Qui habitait cette chaumière.

Asseyez-vous, le père,

A-t-elle dit au pauvre diable.

Tout ce qui est ici est à tout le monde

Car ça vient de tout le monde.

Le vieillard la remercia de son accueil,

Partagea le pain,

Sa couche de feuilles

Et ne la quitta plus jamais.

Joseph ajoutait :

-C’est Dame la Vierge qui a permis ça

Vu qu’une femme recevait Judas,

Ce vagabond, ce Juif errant.

Rien d’anormal aux paysans

Du voisinage au commencement.

Mais par son attitude,

On s’en douta progressivement

Car il marchait toujours, comme par habitude.

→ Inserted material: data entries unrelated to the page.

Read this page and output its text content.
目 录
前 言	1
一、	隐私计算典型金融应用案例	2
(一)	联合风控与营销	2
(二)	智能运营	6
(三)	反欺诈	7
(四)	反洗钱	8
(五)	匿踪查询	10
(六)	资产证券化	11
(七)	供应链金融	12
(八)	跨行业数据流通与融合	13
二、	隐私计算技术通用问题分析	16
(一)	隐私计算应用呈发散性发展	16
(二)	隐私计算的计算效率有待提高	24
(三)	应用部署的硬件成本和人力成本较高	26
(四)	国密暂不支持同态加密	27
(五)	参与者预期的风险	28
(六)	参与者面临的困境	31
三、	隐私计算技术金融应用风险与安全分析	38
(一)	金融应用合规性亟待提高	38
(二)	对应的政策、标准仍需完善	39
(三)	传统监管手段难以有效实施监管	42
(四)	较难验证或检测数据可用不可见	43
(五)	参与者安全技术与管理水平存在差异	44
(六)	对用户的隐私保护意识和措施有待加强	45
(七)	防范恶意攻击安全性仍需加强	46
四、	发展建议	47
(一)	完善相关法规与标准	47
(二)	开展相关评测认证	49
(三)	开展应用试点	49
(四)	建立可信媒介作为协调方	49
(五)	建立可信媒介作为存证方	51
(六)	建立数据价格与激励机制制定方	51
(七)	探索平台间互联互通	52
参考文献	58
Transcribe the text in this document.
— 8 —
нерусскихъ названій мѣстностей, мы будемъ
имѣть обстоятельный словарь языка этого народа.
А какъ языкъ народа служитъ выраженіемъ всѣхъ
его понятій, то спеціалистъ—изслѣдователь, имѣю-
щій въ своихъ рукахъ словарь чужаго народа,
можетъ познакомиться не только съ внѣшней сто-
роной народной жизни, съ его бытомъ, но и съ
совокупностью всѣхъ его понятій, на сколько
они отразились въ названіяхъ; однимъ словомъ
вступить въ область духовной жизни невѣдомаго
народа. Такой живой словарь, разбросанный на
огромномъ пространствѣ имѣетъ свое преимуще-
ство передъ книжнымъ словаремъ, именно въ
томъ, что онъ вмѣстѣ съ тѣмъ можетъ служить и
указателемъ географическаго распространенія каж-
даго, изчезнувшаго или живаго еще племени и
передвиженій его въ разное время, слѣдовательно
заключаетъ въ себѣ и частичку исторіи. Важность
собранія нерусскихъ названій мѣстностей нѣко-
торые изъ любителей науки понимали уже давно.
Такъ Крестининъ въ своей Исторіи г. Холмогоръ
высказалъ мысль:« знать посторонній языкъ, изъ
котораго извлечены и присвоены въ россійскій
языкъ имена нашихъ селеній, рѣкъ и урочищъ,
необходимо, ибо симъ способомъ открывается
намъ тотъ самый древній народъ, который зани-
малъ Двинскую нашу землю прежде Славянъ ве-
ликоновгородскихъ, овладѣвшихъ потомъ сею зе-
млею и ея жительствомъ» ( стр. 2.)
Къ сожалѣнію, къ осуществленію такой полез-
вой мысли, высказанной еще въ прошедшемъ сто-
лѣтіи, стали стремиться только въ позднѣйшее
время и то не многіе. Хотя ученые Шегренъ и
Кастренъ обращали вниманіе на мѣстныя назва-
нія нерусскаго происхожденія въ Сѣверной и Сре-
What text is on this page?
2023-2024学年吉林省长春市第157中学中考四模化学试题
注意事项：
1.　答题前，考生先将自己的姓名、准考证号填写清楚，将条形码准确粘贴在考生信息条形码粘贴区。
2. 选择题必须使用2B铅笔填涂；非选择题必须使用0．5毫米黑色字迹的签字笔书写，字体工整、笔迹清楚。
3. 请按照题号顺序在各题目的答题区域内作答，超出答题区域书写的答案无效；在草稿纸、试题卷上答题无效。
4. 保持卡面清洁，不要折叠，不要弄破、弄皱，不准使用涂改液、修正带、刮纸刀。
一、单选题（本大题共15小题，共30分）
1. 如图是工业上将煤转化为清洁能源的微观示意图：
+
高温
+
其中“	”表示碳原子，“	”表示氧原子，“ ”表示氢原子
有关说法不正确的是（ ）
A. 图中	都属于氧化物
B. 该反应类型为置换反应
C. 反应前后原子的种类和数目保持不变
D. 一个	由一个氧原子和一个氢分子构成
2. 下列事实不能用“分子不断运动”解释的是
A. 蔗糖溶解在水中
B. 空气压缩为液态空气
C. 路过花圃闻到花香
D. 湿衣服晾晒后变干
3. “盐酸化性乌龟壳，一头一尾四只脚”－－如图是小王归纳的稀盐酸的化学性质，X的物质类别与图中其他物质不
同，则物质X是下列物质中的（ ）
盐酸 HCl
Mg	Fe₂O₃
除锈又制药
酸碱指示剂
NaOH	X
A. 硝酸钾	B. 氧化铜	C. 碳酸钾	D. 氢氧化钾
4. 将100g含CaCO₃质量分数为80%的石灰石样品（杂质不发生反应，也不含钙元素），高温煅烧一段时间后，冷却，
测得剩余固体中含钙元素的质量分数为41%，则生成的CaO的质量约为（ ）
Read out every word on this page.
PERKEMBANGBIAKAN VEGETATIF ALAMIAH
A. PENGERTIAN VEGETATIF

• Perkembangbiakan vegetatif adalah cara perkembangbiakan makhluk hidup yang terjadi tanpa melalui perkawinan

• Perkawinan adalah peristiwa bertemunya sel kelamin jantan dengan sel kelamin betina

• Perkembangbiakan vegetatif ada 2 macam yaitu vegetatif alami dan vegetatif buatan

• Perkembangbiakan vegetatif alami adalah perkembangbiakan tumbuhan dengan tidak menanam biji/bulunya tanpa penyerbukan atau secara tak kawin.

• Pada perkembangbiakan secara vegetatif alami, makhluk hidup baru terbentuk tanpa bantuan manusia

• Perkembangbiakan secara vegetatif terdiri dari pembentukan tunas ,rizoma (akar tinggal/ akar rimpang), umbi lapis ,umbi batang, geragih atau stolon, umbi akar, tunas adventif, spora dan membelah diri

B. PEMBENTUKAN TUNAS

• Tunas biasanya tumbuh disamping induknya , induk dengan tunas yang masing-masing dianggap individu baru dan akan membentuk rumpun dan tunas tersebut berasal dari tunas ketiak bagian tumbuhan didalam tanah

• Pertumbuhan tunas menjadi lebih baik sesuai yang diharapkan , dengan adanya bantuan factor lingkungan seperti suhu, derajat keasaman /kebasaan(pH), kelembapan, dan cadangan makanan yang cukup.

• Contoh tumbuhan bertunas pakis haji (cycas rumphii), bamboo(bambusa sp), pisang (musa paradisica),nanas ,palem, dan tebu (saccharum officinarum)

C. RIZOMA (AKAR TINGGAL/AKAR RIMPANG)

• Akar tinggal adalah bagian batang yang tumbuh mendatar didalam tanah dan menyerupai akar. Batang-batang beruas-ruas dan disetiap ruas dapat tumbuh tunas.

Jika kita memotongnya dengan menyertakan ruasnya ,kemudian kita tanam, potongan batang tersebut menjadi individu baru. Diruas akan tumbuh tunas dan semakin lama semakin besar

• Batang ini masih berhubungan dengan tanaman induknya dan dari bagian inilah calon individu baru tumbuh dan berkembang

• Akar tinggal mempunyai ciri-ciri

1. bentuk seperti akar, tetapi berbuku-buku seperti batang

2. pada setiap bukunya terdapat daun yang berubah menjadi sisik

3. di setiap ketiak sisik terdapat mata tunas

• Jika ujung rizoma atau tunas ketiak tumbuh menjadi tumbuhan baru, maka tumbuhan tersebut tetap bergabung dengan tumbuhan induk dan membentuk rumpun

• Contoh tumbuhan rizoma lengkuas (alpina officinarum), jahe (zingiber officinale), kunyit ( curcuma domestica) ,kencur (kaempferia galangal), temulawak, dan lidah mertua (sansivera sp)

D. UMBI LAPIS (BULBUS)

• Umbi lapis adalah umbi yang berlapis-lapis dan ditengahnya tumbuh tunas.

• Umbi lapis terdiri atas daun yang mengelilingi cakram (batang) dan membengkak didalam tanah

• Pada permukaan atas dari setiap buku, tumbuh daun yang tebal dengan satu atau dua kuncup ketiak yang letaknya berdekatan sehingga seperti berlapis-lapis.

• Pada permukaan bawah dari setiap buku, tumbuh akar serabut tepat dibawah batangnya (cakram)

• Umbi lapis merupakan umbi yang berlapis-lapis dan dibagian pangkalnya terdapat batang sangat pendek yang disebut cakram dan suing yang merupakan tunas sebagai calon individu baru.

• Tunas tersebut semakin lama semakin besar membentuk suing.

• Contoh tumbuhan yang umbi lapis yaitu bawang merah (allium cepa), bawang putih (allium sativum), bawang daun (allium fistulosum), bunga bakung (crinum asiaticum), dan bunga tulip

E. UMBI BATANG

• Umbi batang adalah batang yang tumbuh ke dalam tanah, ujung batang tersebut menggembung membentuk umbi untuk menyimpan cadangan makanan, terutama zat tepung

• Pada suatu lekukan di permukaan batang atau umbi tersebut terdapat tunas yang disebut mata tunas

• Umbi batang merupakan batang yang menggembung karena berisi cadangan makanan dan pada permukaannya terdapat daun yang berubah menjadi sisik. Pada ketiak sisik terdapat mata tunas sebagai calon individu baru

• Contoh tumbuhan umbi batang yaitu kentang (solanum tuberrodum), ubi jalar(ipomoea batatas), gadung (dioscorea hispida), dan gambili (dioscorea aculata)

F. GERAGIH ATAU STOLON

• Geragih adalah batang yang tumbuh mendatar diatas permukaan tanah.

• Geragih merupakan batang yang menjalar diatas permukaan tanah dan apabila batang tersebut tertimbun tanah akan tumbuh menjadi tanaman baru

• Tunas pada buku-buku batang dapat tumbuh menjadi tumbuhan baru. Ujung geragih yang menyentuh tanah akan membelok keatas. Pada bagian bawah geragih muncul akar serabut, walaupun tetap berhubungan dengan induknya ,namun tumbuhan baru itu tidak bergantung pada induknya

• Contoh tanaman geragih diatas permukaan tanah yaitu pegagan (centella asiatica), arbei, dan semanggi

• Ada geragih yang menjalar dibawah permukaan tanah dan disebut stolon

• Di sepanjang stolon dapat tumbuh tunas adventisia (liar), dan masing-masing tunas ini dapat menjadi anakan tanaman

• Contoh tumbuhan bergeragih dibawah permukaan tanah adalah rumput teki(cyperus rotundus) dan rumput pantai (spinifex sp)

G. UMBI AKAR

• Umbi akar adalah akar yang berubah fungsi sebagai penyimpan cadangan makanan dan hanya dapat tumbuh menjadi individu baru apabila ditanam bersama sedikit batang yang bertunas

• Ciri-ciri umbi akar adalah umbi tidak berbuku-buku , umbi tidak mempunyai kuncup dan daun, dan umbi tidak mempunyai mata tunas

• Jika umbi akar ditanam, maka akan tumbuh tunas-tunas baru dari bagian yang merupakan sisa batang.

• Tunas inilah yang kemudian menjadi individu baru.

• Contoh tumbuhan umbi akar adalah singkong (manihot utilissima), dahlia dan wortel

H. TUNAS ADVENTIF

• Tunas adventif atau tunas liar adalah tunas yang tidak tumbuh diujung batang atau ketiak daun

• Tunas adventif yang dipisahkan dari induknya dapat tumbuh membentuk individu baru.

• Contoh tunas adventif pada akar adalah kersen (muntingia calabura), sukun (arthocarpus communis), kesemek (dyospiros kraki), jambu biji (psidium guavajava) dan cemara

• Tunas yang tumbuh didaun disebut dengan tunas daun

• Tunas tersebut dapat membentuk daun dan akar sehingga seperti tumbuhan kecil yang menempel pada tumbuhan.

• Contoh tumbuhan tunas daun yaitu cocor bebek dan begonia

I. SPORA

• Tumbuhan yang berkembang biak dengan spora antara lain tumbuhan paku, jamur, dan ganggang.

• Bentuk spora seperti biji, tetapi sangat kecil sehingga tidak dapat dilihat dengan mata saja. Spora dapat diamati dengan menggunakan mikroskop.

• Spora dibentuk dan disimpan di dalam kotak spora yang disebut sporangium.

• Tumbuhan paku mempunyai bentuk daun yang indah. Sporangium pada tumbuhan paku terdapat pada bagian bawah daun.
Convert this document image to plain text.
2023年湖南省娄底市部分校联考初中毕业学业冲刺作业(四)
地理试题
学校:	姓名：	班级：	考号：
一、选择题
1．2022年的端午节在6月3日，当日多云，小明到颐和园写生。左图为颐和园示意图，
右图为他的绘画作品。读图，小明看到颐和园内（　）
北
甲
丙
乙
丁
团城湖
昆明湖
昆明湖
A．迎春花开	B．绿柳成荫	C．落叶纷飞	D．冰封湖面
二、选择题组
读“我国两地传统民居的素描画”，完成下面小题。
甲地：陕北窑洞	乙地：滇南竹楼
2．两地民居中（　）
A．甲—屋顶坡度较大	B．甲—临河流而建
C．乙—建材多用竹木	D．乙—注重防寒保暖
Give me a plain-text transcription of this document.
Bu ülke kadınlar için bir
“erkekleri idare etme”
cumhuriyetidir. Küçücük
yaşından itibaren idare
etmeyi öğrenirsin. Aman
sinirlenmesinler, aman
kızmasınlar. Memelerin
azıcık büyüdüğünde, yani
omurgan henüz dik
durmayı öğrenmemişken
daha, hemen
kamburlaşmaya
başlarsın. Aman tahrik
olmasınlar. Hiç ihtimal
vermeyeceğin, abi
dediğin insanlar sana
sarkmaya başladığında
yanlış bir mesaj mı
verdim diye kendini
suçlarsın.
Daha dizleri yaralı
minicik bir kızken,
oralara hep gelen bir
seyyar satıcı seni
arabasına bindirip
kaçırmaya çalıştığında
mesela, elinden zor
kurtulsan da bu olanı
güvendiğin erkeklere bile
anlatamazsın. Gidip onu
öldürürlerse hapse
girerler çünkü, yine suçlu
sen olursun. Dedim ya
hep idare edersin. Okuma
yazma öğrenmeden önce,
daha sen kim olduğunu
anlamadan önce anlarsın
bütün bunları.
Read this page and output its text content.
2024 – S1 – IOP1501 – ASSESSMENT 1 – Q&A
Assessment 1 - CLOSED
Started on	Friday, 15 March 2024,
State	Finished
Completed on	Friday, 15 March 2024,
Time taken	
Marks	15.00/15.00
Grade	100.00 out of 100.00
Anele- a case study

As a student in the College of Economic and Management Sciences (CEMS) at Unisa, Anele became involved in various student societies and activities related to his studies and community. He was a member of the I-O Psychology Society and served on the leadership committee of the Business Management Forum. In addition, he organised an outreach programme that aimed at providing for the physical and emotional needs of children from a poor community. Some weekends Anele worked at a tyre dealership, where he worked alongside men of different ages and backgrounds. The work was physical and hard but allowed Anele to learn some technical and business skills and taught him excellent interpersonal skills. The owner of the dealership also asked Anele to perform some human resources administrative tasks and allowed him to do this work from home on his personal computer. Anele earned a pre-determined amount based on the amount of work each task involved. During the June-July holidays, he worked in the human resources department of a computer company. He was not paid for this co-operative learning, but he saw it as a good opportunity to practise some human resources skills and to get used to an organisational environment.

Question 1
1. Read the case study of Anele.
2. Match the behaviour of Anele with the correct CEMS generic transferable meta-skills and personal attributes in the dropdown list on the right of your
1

Une autre raison avait aussi fait naître les soupçons.

Cette femme qui vivait avec un inconnu

Passait pour juive : on ne l’avait jamais vu

Ni à la messe ni à complies.

Le vieux et elle erraient par le pays,

La main tendue aux portes des maisons,

Ou balbutiant des supplications

À tous les passants.

On les voyait à toute heure du jour

Trainer dans les rues du bourg

Mangeant

Un morceau de pain,

Ou dormir à l’ombre de quelque sapin.

On commença ici et là

À nommer l’étrange mendiant le Père Judas.

Un jour, il rapporta deux cochons vivants

Que lui avait donné un riche paysan

Parce qu’il l’avait guéri de ses escarres.

Six mois plus tard,

La compagne de Judas décédait

Lui-même l’enterra dans son jardinet.

C’était des gens de si peu qu’on s’en moqua.

Pour se nourrir, de nouveau Judas mendia

Mais on ne lui donnait plus un fifrelin.

Il disparut lui aussi un beau matin.

Quand on ouvrit la hutte, son abri,

Deux cochons s’enfuirent sautant comme des cabris.

On aperçut une paire de brodequins

Et des loques couvertes de sang séché.

Judas avait été dévoré par les porcins.

Je n’ai pas cherché

À faire comprendre à mon compagnon

Que, faute de trognons,

Il était naturel

Que des bêtes affamées

Eussent mangé leur maître décédé.

Quant à la croix, elle apparut un matin

Sans qu’on sut quelle main

L’avait tracée ni d’où provenait le sang.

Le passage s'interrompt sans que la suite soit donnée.